Feel free to check it out yourself, it isn’t very long, but it is full of jargon.
How this audit works
Binance contracted an audit firm Mazars to build this report. Basically, Binance asked them to perform a specific assessment of their holdings called an “Agreed-Upon Procedure” or AUP. This specifies the type of data Binance will be providing and the scope of the audit, and what Mazars is to look for.
It’s like telling your mechanic you want your brakes checked. But unlike your mechanic, an audit firm will not check things outside the scope of the AUP. Furthermore, they will not even tell you if the AUP you have agreed to is appropriate for what you are trying to do.
An AUP engagement involves us performing the procedures that have been agreed with Binance, and reporting the findings, which are the factual results of the AUP performed. We make no representation regarding the
appropriateness of the AUP.
Paragraph 4, BINANCE CAPITAL MANAGEMENT CO. LTD. (“BINANCE”) – PROOF OF RESERVE (“POR”) REPORT
Returning to the mechanic analogy, say your brakes are squealing, and you tell your mechanic you think it’s a problem with your brake light. If your mechanic operates like an audit firm, he’ll check your brake light and send you on your way with squealing brakes.
In a way, this is what Binance did. Binance’s audit report clearly states in the opening paragraph the following:
Our report is solely for the purposes of offering Binance’s customers and prospective customers additional transparency and reassurance that their In-Scope Assets are collateralized, exist on the blockchain(s) and are under the control of Binance at the below mentioned reporting date. For the purpose of this Agreed-Upon Procedures (“AUP”) engagement the term “collateralized” will be defined as where Binance’s In-Scope Assets are equal to or greater than the net liability of In-Scope Assets as per the Customer Liability Report owed to and receivable from customers.
For the purpose of this engagement the customers’ spot, options, margin, futures, funding, loan andearn accounts for bitcoin (“BTC”) and wrapped bitcoin (“BBTC” and “BTCB”) held on the Bitcoin, Ethereum, BNB Chain and Binance Smart Chain blockchains will be defined as the In-Scope Assets.
In plain English, the audit firm is confirming that they are only checking three things:
- Does Binance have enough BTC and wrapped BTC to cover customer BTC deposits?
- Does the BTC Binance claims to have exist on the blockchain?
- Does Binance have control of the addresses that hold this BTC?
The Good
Before we get into the issues with the scope of this audit, let’s address these questions. For questions 2 and 3, the answer is a simple yes! Hooray!
Question 1 is a bit more complicated. If you only count customer deposits as liabilities, then Binance is over-collateralized at 101%. However, if you include loans Binance has made to customers borrowing BTC, they are only capitalized at 97%. This isn’t too bad, assuming those loans were made to customers who deposited collateral that was out of the scope of this audit.

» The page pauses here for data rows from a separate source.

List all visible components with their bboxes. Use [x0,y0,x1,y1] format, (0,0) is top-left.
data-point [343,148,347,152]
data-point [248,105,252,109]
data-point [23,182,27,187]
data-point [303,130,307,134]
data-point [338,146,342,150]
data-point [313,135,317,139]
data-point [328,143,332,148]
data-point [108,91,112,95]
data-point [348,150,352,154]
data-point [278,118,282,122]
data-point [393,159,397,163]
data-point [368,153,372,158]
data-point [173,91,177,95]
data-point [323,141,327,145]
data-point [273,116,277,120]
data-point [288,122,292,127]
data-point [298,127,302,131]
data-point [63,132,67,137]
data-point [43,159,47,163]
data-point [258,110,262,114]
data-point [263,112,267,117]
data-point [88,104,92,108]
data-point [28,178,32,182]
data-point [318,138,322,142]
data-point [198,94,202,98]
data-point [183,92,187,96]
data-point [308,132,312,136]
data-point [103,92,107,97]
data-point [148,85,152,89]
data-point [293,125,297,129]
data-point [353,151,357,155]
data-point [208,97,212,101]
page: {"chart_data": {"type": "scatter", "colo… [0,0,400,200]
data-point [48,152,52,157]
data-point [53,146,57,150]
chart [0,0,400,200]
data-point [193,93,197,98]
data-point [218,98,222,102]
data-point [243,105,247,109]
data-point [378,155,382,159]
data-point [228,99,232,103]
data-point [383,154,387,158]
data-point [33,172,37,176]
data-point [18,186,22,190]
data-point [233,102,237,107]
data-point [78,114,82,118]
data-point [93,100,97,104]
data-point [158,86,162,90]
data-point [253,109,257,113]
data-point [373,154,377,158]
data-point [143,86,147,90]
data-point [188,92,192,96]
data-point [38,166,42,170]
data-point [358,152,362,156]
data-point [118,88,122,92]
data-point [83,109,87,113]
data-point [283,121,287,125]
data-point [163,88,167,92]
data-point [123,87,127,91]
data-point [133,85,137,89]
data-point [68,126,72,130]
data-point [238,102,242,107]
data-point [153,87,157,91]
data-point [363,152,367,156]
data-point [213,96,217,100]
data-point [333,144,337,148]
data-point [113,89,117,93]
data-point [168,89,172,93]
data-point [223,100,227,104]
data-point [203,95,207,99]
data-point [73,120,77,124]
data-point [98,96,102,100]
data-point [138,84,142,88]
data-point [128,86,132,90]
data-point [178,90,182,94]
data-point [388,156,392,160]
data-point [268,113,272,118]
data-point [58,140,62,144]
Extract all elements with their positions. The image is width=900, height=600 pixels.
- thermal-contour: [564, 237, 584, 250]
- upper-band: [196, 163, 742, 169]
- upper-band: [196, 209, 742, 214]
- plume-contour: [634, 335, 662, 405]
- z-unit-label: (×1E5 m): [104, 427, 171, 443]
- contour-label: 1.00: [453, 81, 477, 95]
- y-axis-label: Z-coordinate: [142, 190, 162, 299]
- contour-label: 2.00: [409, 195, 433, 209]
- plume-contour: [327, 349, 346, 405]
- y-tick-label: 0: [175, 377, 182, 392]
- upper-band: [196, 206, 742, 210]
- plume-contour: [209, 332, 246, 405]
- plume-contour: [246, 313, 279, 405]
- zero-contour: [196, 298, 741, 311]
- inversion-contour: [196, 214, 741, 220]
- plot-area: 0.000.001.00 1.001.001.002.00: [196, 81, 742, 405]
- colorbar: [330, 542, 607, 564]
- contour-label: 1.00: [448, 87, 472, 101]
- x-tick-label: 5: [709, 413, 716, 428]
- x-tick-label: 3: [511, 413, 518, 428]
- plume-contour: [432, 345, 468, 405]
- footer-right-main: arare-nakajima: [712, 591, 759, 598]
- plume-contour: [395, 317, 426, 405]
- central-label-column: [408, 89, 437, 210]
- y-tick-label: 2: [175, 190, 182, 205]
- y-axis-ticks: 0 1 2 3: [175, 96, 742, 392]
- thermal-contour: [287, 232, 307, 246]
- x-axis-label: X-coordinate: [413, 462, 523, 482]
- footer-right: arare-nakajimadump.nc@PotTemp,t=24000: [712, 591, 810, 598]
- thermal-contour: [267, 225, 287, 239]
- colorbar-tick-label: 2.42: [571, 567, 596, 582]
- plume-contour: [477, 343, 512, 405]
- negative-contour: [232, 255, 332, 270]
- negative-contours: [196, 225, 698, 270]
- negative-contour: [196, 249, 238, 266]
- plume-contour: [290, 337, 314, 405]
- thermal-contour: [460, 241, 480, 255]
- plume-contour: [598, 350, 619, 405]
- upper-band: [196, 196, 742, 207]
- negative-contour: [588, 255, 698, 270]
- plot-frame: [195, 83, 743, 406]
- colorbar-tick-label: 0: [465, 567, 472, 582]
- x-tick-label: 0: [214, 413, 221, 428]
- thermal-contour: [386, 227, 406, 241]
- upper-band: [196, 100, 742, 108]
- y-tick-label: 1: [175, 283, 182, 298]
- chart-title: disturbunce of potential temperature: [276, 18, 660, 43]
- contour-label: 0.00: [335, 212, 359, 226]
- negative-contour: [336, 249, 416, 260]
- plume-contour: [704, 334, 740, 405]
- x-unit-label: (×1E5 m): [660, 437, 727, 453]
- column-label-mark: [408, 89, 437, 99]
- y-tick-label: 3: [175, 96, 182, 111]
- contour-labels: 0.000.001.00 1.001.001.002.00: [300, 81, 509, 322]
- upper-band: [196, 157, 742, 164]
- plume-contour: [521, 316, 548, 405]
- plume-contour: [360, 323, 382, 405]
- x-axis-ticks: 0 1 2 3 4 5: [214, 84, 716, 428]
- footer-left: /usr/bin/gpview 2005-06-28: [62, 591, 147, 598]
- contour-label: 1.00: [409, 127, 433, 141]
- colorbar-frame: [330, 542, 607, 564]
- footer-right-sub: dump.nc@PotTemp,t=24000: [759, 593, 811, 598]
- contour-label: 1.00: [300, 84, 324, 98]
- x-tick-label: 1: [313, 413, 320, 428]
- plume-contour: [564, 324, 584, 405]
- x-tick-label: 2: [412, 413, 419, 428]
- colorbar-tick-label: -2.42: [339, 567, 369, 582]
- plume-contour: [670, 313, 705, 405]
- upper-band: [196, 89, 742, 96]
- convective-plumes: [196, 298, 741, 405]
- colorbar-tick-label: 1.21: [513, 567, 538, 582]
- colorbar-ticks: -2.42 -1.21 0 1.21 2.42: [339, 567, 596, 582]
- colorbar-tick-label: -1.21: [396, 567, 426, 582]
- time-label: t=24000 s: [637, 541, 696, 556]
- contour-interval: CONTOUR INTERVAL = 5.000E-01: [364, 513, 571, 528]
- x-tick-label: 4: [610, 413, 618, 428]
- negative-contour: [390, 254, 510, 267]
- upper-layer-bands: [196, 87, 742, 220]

Theoretically, if there was a massive BTC run on Binance, they could sell the collateral for more BTC.
The Bad
If you’re feeling giddy, hold your horses. This was just a BTC audit, and the data used to conduct the analysis was provided by Binance. What about all of their hundreds of other assets in custody? How can we trust their accounting practices? They’ve been completely unexamined.
Many professionals are scoffing at the idea of even calling this an audit.
The Conclusion
Does all this mean that Binance is the next FTX? Not quite. Full audits are expensive and take a lot of time. If we are being charitable, Binance has shown a lot of good faith in moving toward transparency with its new Proof of Reserves system. This latest report is also a step in the right direction, even if it’s not as big a step as we’d like.